Graduate research engineers at Trinity College Dublin have developed a new smartwatch and smartphone based platform to help people with an intellectual disability to get from place to place by themselves more easily.
waytoB gives users simple step-by-step instructions that are inputted by a carer who is then able to monitor their progress on the journey.
There are around 60,000 people in Ireland who have an intellectual disability, with 200 million globally.
For those people, travelling unassisted can be extremely challenging as there are no appropriate navigation tools.
But engineers studying at Trinity College Dublin began a project as part of their undergraduate studies to develop a platform that could help.
After two years of work and consultation with the community, waytoB is now being piloted among a group of around six people who have an intellectual disability and their carers.
The system enables a carer or partner to pre-programme set routes on a smartphone or desktop app.

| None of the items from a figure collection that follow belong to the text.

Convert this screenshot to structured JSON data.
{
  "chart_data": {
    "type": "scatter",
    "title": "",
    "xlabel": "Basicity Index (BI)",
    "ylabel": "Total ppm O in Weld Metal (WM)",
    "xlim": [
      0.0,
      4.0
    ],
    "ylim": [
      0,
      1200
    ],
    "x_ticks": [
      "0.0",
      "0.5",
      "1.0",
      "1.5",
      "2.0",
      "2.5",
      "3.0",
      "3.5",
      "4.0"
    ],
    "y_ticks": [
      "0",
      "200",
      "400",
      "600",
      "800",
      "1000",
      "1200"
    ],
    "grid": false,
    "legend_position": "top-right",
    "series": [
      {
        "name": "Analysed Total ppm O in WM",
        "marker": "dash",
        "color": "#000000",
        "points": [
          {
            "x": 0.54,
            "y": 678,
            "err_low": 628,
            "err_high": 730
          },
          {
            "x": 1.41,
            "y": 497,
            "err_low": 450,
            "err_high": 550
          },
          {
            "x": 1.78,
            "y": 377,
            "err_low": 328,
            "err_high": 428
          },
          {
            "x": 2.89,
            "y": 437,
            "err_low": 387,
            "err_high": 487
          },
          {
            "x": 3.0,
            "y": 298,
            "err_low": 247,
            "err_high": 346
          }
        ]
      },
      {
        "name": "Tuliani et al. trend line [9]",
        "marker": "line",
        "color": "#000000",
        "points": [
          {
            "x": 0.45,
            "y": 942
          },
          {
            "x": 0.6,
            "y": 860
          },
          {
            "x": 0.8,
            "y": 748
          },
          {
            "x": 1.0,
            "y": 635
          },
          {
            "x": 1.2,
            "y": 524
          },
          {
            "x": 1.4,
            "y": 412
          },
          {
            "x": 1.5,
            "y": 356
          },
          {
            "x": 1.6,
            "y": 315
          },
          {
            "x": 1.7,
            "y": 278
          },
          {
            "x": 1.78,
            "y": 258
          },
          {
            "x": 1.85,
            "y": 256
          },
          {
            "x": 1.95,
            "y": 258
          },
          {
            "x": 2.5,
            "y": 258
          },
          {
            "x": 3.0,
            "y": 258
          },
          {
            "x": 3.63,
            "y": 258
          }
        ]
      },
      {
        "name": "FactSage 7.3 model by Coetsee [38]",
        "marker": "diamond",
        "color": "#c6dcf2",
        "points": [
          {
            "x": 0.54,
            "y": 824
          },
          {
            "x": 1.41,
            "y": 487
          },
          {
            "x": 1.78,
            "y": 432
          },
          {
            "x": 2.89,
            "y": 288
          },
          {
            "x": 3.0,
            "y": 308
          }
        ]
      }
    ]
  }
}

This is then used to guide the user to their destination through a smartwatch.
The watch displays simple orientation based instructions developed by the team that tell the user which way to turn and walk.
It also provides vibration feedback to alert the user to look at it and is integrated with public transport information.
All the while, the carer or partner can monitor the user's movements remotely, as well as their heart-rate to see if they are becoming anxious or distressed.
The device also has a panic button that automatically initiates a phone call between the user and the carer when pushed.
Those behind the platform, Talita Holzer Saad and Robbie Fryers, have just secured funding from Enterprise Ireland to further develop the system.
"We really believe we have the basis for a very important product that could have a huge impact on many lives," said Robbie Fryers.
"We look forward to bringing our platform to market with the support of Enterprise Ireland."
The pair also won the Irish leg of the 2017 James Dyson Award earlier this year for their work on waytoB.
Among those testing the platform is Patrick O'Shea from Malahide who has Down Syndrome.
He told RTÉ News that he loves it because it tells him where to go.
His father, Pat, says Patrick would not be able to navigate certain routes without it.
"Patrick is very comfortable using the app," said Pat.
"He's always asking me to use it so he can be more independent and go to town on his own.
"He really likes to go out by himself, go to the pictures and have his lunch without assistance, and this is vitally important.
"The beauty of it is also that I can track him to make sure he's okay and we can contact each other quickly."
It is hoped the system will be available on the market in 2019.